I need to show that the equations: $$x^2y+xy^2+t^2=1$$ $$x^2+y^2 -2yt=0$$ is difinding a differentiable path $\vec{\gamma}=({x}_{(t)},{y}_{(t)})$ at the point $(x,y)=(-1,1)$.
after that I should find the tangent line for this path in this specific point.
So my idea is to use the implicit function theorem here but this is the first time I see expression with the more variables in the equation than the point I am asked to show. what I usually do is check if the point I have given is satisfy $F(x,y)=0$ but here I have the extra variable $t$. what I should do?

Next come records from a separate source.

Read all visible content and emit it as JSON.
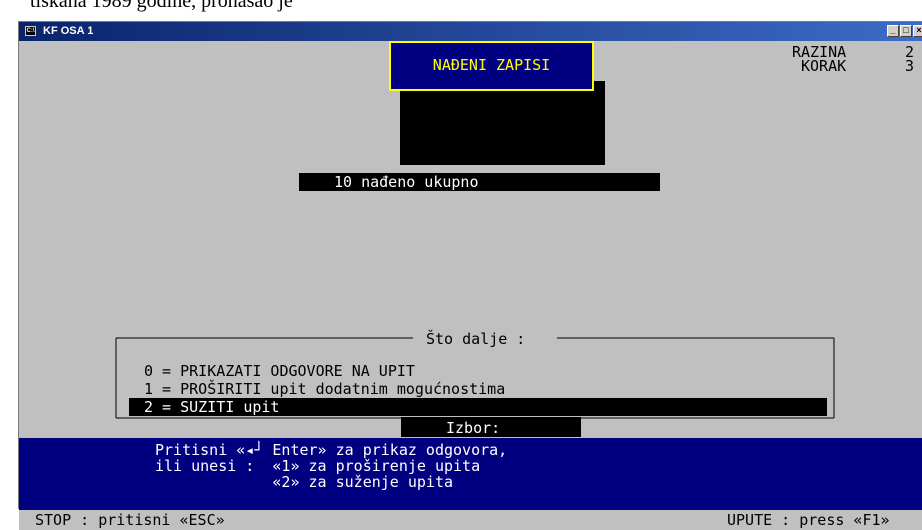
{
  "document_text": "tiskana 1989 godine, pronašao je",
  "window": {
    "title": "KF OSA 1",
    "icon": "console-icon"
  },
  "found_box": {
    "label": "NAĐENI ZAPISI"
  },
  "info": {
    "razina_label": "RAZINA",
    "razina_value": "2",
    "korak_label": "KORAK",
    "korak_value": "3"
  },
  "result": {
    "count_text": "10 nađeno ukupno"
  },
  "menu": {
    "title": "Što dalje :",
    "items": [
      {
        "text": "0 = PRIKAZATI ODGOVORE NA UPIT"
      },
      {
        "text": "1 = PROŠIRITI upit dodatnim mogućnostima"
      },
      {
        "text": "2 = SUZITI upit"
      }
    ],
    "selected_index": 2,
    "prompt": "Izbor:"
  },
  "instructions": {
    "line1": "Pritisni «◂┘ Enter» za prikaz odgovora,",
    "line2": "ili unesi :  «1» za proširenje upita",
    "line3": "             «2» za suženje upita"
  },
  "status": {
    "stop": "STOP : pritisni «ESC»",
    "help": "UPUTE : press «F1»"
  }
}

I feel that I should use the implicit theorem here but not sure how to do it in this conditions.
Best Answer
Define $F: \Bbb{R}^3 \to \Bbb{R}^2$ by $F(t,x,y) = (x^2y + xy^2 + t^2, x^2 + y^2-2yt)$. We're going to apply the implicit function theorem to this function $F$. Now, notice that $F(1,-1,1) = (1,0)$. Also, the Jacobian matrix of partial derivatives is \begin{align} F'(t,x,y) &= \begin{pmatrix} 2t & 2xy + y^2 & x^2 + 2xy \\ -2y & 2x & 2y - 2t \end{pmatrix} \end{align} So, \begin{align} F'(1,-1,1) &= \begin{pmatrix} 2 & -1 & -1 \\ -2 & -2 & 0 \end{pmatrix} \end{align} Note that every $2 \times 2$ submatrix is invertible. So, by the implicit function theorem, you can solve for any two out of the three variables as a $C^{\infty}$ function of the third. In particular, you can solve for $x$ and $y$ as a function of $t$, in a neighbourhood of $t=1$, which is what you had to prove.

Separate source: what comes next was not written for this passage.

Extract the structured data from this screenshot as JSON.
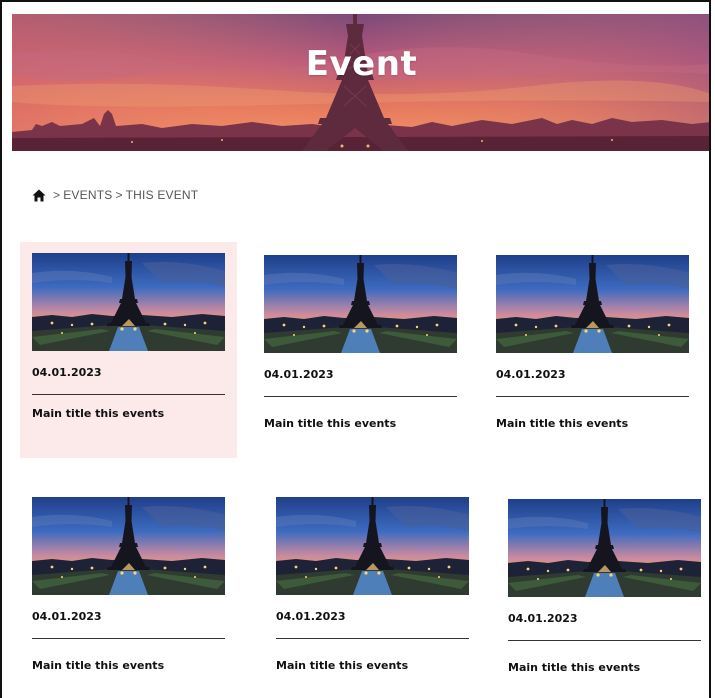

You're probably more comfortable with the lower-dimensional situation where $f: \Bbb{R}^2 \to \Bbb{R}$, and if there is a point $(a,b)$ where $\dfrac{\partial f}{\partial y}(a,b) \neq 0$, then in a neighbourhood of $(a,b)$, you can express $y$ as a smooth function of $x$. Well, this question is just a generalization to more variables.
Since you want to solve for $x,y$ as a function of $t$, you simply have to check if \begin{align} \det \begin{pmatrix} \frac{\partial F_1}{\partial x} & \frac{\partial F_1}{\partial y} \\ \frac{\partial F_2}{\partial x} & \frac{\partial F_2}{\partial y}\end{pmatrix} \neq 0 \end{align} (all the derivatives being evaluated at the appropriate point). And as I've shown above, this is indeed the case. For the statement of the theorem in the general case, take a look at the Wikipedia page.